Mary (nimmt eine graue Karte und hängt sie umgedreht neben ihre weiße)

Lehrkraft Ohh.

Kind Zwei weniger.

Lehrkraft Und? Kannst du es lesen? Mary Ja, zwei weniger.

Lehrkraft Zwei wegnehmen steht da, aber okay, zwei weniger. Mary Ja.

Lehrkraft Und wie viel sinds dann? Alle (Gemurmel)

Mary Zwei. (schaut zur Lehrkraft)

Lehrkraft Kannst du die Aufgabe mal aufschreiben? Mary Ja (nimmt sich ein Stück Kreide)

Alle (Gemurmel)

Mary (schreibt „5+“ an die Tafel) Alle Minus.

Mary Minus.
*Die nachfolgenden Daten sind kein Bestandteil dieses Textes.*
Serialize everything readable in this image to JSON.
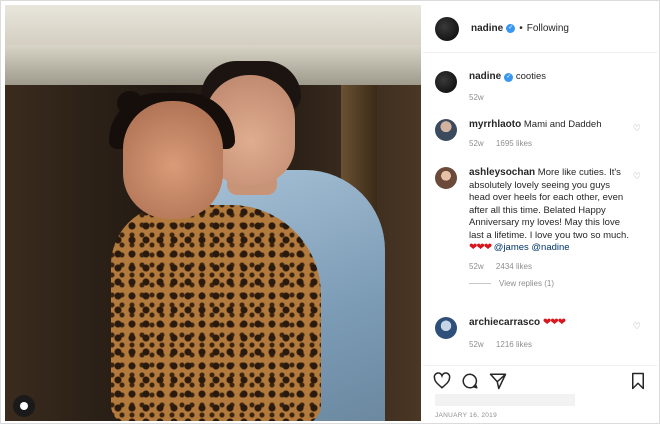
{
  "post": {
    "username": "nadine",
    "verified": true,
    "separator": "•",
    "follow_state": "Following",
    "caption": "cooties",
    "caption_age": "52w",
    "date": "JANUARY 16, 2019"
  },
  "comments": [
    {
      "username": "myrrhlaoto",
      "text": "Mami and Daddeh",
      "age": "52w",
      "likes": "1695 likes"
    },
    {
      "username": "ashleysochan",
      "text": "More like cuties. It's absolutely lovely seeing you guys head over heels for each other, even after all this time. Belated Happy Anniversary my loves! May this love last a lifetime. I love you two so much.",
      "emoji": "❤❤❤",
      "mentions": "@james @nadine",
      "age": "52w",
      "likes": "2434 likes",
      "view_replies": "View replies (1)"
    },
    {
      "username": "archiecarrasco",
      "emoji": "❤❤❤",
      "age": "52w",
      "likes": "1216 likes"
    }
  ],
  "icons": {
    "like": "heart-outline-icon",
    "comment": "comment-bubble-icon",
    "share": "paper-plane-icon",
    "save": "bookmark-icon",
    "tag": "user-tag-icon"
  },
  "colors": {
    "verified": "#3897f0",
    "heart_emoji": "#d8161d",
    "muted_text": "#8e8e8e",
    "mention": "#003569"
  }
}
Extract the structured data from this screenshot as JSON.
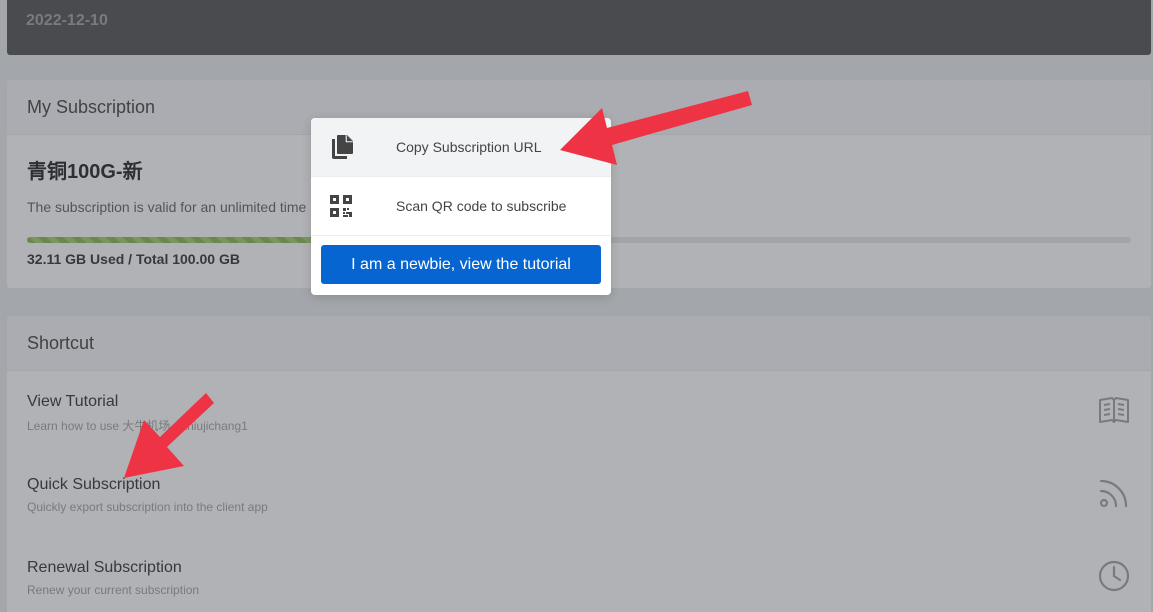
{
  "banner": {
    "date": "2022-12-10"
  },
  "subscription": {
    "header": "My Subscription",
    "plan_name": "青铜100G-新",
    "validity": "The subscription is valid for an unlimited time",
    "usage_text": "32.11 GB Used / Total 100.00 GB",
    "usage_fraction": 0.3211,
    "progress_color": "#8bc34a"
  },
  "shortcut": {
    "header": "Shortcut",
    "items": [
      {
        "title": "View Tutorial",
        "desc": "Learn how to use 大牛机场 daniujichang1",
        "icon": "book-icon"
      },
      {
        "title": "Quick Subscription",
        "desc": "Quickly export subscription into the client app",
        "icon": "rss-icon"
      },
      {
        "title": "Renewal Subscription",
        "desc": "Renew your current subscription",
        "icon": "clock-icon"
      }
    ]
  },
  "popup": {
    "copy_label": "Copy Subscription URL",
    "copy_icon": "copy-icon",
    "qr_label": "Scan QR code to subscribe",
    "qr_icon": "qr-code-icon",
    "tutorial_button": "I am a newbie, view the tutorial",
    "button_color": "#0665d0"
  },
  "annotations": {
    "arrow_color": "#ee3344"
  }
}
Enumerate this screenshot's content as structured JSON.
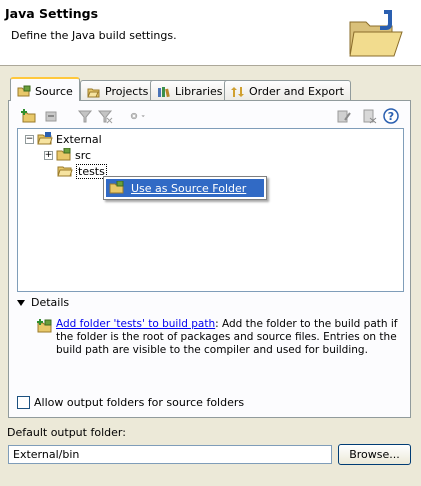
{
  "header": {
    "title": "Java Settings",
    "description": "Define the Java build settings.",
    "icon": "java-folder-icon"
  },
  "tabs": [
    {
      "label": "Source",
      "icon": "source-folder-icon",
      "active": true
    },
    {
      "label": "Projects",
      "icon": "projects-icon",
      "active": false
    },
    {
      "label": "Libraries",
      "icon": "libraries-icon",
      "active": false
    },
    {
      "label": "Order and Export",
      "icon": "order-export-icon",
      "active": false
    }
  ],
  "tree": {
    "root": {
      "label": "External",
      "expanded": true
    },
    "children": [
      {
        "label": "src",
        "expanded": false
      },
      {
        "label": "tests",
        "selected": true
      }
    ]
  },
  "context_menu": {
    "item": "Use as Source Folder"
  },
  "details": {
    "label": "Details",
    "link": "Add folder 'tests' to build path",
    "text": ": Add the folder to the build path if the folder is the root of packages and source files. Entries on the build path are visible to the compiler and used for building."
  },
  "options": {
    "allow_output_label": "Allow output folders for source folders",
    "allow_output_checked": false
  },
  "output": {
    "label": "Default output folder:",
    "value": "External/bin",
    "browse_label": "Browse..."
  },
  "colors": {
    "selection": "#316ac5",
    "active_tab_accent": "#ffc83c",
    "link": "#0000ee"
  }
}
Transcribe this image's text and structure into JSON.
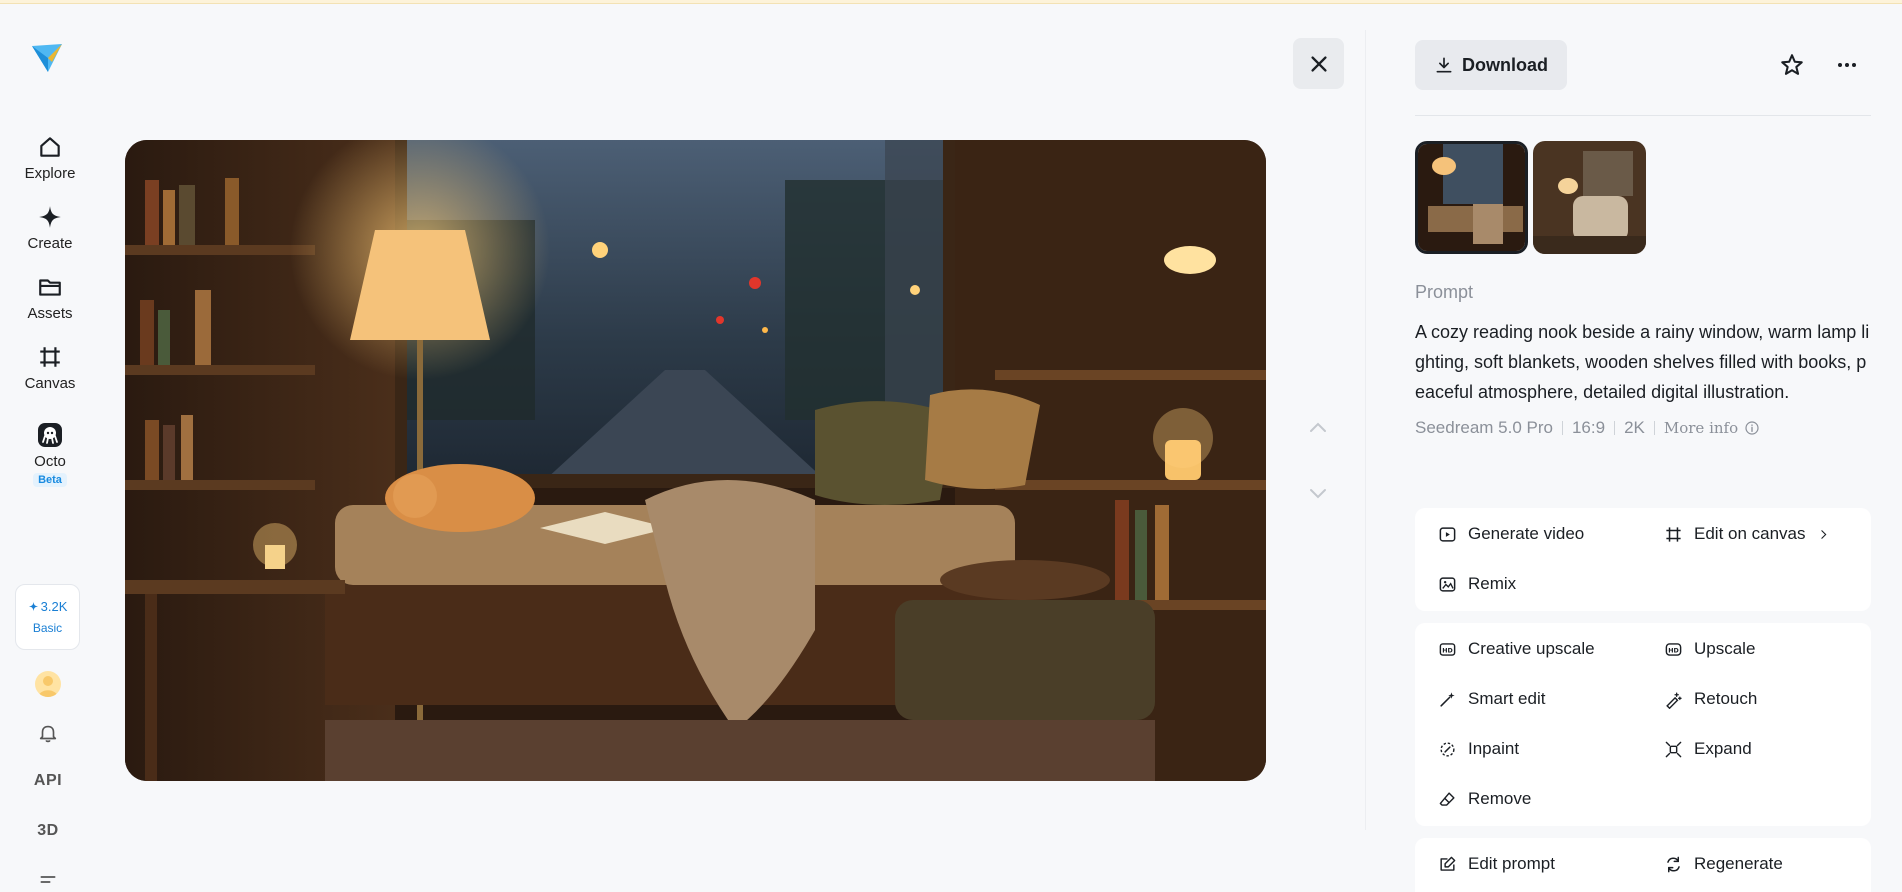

Oh.

Kind Mach doch einfach mit Hand.

Mary (wischt mit dem Finger das Pluszeichen weg) Kind Ja, mit Finger geht sauber.

Alle Minus zwei gleich drei.

Mary (schreibt hinter die 5, ein „-2“

Kind Drei.

Mary (schreibt die 3 hinter das Gleichzeichen, dreht sich zur Klasse) Ja.

In dieser Szene zeigen sich die Schwierigkeiten von Mary beim Übersetzen der Handlungsanweisung "zwei wegnehmen". Sie scheint entweder über keine Vorstellung zur Operation zu verfügen oder diese falsch auszuführen. Durch die Aufforderung der Lehrkraft, die Aufgabe zu notieren, kann sichtbar werden, ob Mary die Aufgabe richtig übersetzt, aber falsch gelöst hat oder nicht übersetzen kann. Mary notiert statt des Minuszeichens ein "+". Dies kann daran liegen, dass sie sich an der bereits notierten Aufgabe 15+1=16 orientiert, wäre aber auch ein Indiz dafür, dass sie die Handlungsanweisung "zwei weggenehmen" nur schwer in einen symbolischen Zahlensatz übersetzen kann. Die Schwierigkeit scheint somit nicht auf der Ebene des Rechnens zu liegen, sondern in der Vorstellung.

Die Interaktion zeigt auch, dass Mary an dieser Stelle keine Unterstützung beim Aufbau der Vorstellung bekommt. Geführt durch die Interaktionslogik und die Korrekturen aus der Gruppe erstellt sie letztendlich den richtigen Term. In der Interaktion wird jedoch thematisiert, was ein Wegnehmen von zwei Punkten an der Darstellung bedeuten würde.